Vital interventions were made to safeguard vulnerable people and large quantities of drugs were seized on the rail network as British Transport Police (BTP) took part in a national week of enhanced action to disrupt County Lines activity.
Coordinated by the force’s dedicated County Lines Taskforce, the week (11–17 October) saw officers work with regional police forces on operations at key stations and train routes across the UK.
These included a mix of plain-clothed and uniformed officers alongside drugs dogs and metal detection arches, to remove harmful drugs and dangerous weapons from the railway and communities.
Across the seven-day period BTP conducted 88 operations, half of which were joint with regional police forces.
In total 41 people were arrested, and officers seized 52 different amounts of drugs, £50k in cash, 43 phones and removed 32 dangerous weapons from the railway.
They also safeguarded 14 vulnerable children and adults, visited a cuckooed address and seized one ‘deal line’ – a mobile phone linked to selling drugs.
Detective Superintendent Gareth Williams, BTP’s County Lines Taskforce lead, said: “These results are testament to the dedicated work of my team in partnership with our police colleagues and reminds criminals that the railway is not a viable option to move drugs, or indeed exploited persons, between locations.
“Drugs they distribute into communities ruin lives and we are continually developing and sharing our intelligence picture, to vary our tactics and dismantle their criminal operations.
“This coordinated week provided us with the opportunity to shine a light on our proactive operational work and also highlight the ‘Look Closer’ campaign, which we developed alongside The Children’s Society.

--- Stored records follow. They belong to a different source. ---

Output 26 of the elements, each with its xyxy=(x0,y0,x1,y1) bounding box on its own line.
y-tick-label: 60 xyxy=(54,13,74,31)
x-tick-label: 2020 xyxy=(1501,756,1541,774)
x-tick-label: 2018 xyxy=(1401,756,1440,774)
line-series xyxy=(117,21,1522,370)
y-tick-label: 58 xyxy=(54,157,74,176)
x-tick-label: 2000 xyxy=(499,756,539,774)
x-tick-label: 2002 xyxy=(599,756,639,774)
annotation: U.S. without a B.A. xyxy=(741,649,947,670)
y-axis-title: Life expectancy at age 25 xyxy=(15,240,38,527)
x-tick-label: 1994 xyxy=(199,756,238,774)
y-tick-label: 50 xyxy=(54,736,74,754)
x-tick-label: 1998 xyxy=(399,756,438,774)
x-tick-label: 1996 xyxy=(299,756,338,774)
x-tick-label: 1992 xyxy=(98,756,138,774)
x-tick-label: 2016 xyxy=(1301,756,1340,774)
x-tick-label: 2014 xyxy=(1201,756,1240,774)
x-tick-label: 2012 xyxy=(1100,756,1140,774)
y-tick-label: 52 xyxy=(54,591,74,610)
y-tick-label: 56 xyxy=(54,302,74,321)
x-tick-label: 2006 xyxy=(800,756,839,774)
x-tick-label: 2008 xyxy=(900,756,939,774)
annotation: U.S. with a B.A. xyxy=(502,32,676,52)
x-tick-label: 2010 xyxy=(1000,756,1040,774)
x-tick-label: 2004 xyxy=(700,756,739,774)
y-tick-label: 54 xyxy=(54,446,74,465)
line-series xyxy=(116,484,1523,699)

“It aims to raise awareness of child exploitation and encourages rail staff and the public to spot the signs that a person is being exploited and to always report their concerns to us.
“If you spot the signs of someone being exploited on the railway, text us on 61016. No report is too small or trivial – we will always take you seriously.”
James Simmonds-Read, National Programme Manager at The Children’s Society’s Prevention programme, said: “Predators groom children with offers of cash, gifts, drugs and alcohol, friendship and status – then use terrifying threats and violence to exploit them to carry drugs in ‘county lines’ operations or for sexual or labour exploitation.
“Young people may not ask for help because they have been manipulated into thinking they are making a choice or because they are too scared to speak out. We must not hold children responsible for preventing their own exploitation but should instead work together as a society to prevent it from happening to them.”
BTP’s County Lines Taskforce – a police team dedicated to tackling organised criminals using the railway to transport drugs – was setup with Home Office funding in December 2019.
A key aim of the team is to identify and safeguard vulnerable children and adults often exploited by these criminals to transport drugs and cash between import and export locations.
To date, the Taskforce has made more than 1,500 arrests, seized nearly 1,000 lots of drugs, made 85 referrals to the National Referral Mechanism for Safeguarding and secured 18 charges under the Modern Slavery Act.
Earlier this month three people appeared at court charged in connection to offences under the Modern Slavery Act and drugs supply after a 16-year-old boy was found in possession of Class A drugs on the railway.